Rep. Tammy Nichols (R-Middleton) told Idaho Dispatch, “It is unfortunate that our state is in this situation, but the governor feels these cuts are necessary. I am hoping with the cuts that a very careful look will be given at the needs versus wants in our education spending. I hope that money is truly being utilized for our teachers and classrooms and going to the important things that give our children an excellent, quality education.”

A number of Republican legislators over the years have been concerned about how the money for public education has been spent. While all legislators believe that funding is necessary, many of them are concerned with what the money is used for. There are often accusations of waste and overspending on administrative costs versus paying teachers more.

Idaho Dispatch also spoke with Rep. Bryan Zollinger (R-Idaho Falls) and he told us, “I think it’s unfortunate that he is forced to cut a constitutionally mandated budget. However, because of the unconstitutional and burdensome COVID-19 forced shutdown of our economy, tax revenues are going to be much lower and thus these cuts are probably necessary. That said, with a 3.5 Billion dollar Health and Welfare Budget it’s hard for me to imagine he could not find spending that is not constitutionally required to cut instead of the K-12 education budget.”

While Rep. Zollinger and Rep. Nichols both agree that cuts had to be made, they both looked at different angles of government spending and how it is impacting the state’s ability to “pay the bills” during economic downturns.

While Republicans appear to agree that some cuts were going to be necessary, Democrats opposed cutting spending to make up the difference.

Senate Minority Leader Michelle Stennett and House Minority Leader Ilana Rubel released a statement and said the following, “Idaho’s children have already experienced a serious disruption to their education over the past two months, but those learning setbacks will be worsened dramatically, with long-term consequences, if the proposed education cuts become a reality.”

Additionally, they want Gov. Little to tap into the “rainy day fund” or find another avenue for balancing the state budget. For instance, in the statement they released, they mention that the state could remove current sales tax exemptions.

Both sides seem to agree that changes to the budget are necessary but disagree on the avenue for balancing the budget.

Many conservative Republicans argue that the state budget increases (spending) have been increasing rapidly for years since the 2009 economic downfall and that the budget was growing too quickly.
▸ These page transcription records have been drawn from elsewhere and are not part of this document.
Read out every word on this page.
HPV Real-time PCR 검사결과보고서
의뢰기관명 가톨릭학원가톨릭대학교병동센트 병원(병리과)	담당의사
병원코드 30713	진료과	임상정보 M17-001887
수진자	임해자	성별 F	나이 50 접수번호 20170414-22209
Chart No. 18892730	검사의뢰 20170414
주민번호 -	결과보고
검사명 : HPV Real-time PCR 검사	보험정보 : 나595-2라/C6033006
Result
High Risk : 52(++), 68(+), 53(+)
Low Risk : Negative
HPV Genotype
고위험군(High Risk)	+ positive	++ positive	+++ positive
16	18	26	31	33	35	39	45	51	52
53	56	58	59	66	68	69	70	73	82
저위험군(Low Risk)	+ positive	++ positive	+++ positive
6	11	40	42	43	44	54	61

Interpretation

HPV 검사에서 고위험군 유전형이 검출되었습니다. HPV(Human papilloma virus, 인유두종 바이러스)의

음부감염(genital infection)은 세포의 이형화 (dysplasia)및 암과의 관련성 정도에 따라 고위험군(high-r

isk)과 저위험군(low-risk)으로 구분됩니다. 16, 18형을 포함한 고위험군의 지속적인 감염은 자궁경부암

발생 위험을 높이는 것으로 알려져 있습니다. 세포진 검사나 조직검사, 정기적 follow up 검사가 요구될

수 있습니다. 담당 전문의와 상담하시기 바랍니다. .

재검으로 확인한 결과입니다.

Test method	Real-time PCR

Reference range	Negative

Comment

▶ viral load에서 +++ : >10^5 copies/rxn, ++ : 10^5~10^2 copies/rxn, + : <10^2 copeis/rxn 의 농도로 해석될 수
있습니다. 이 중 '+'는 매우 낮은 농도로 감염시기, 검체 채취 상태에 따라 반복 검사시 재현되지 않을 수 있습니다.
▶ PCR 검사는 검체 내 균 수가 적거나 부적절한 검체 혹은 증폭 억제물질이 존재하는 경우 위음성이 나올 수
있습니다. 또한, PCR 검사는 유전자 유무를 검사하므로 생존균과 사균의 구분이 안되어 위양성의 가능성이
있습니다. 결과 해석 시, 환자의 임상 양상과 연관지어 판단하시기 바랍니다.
They argued that if spending was now slowed down, another downturn was going to cause problems. Now, these conservative Republican legislators are saying that what they had feared for years is coming to fruition.

Democrats argue that additional taxes are needed and then cuts won’t be necessary at all.

The education and healthcare budgets are by far the largest portion of Idaho’s budget and it isn’t surprising that they are usually the first target for cuts.

For now, Gov. Little seems to be on course to make the cuts. The budget adjustment does not include cuts to teacher salaries but does include a freeze on their pay.

Interestingly, Democrats in larger numbers seem to support the economic shutdown in order to try and stop the spread of the coronavirus.

However, a result of that shutdown is going to be a loss in tax revenue. Did Democrats not believe that shutting down the economy was going to have an impact on the education budget?

The natural result of lost state taxes is a cut in the state budget.

Perhaps if Idaho’s economy can bounce back quickly then cuts to the budget will not be necessary.


Tags: Bryan Zollinger, Education, Education Budget, Governor Little, Michelle Stennett, Tammy Nichols

One thought on “Idahoans Debate Whether Gov. Little’s Education Cuts Were Necessary

  1. Has no one asked for the spending budget to show a difference between online and regular classrooms? One would assume less labor hours, utility costs and maintenance would save a lot even if they had to provide tablets to many kids. I would like to see kids go back to school.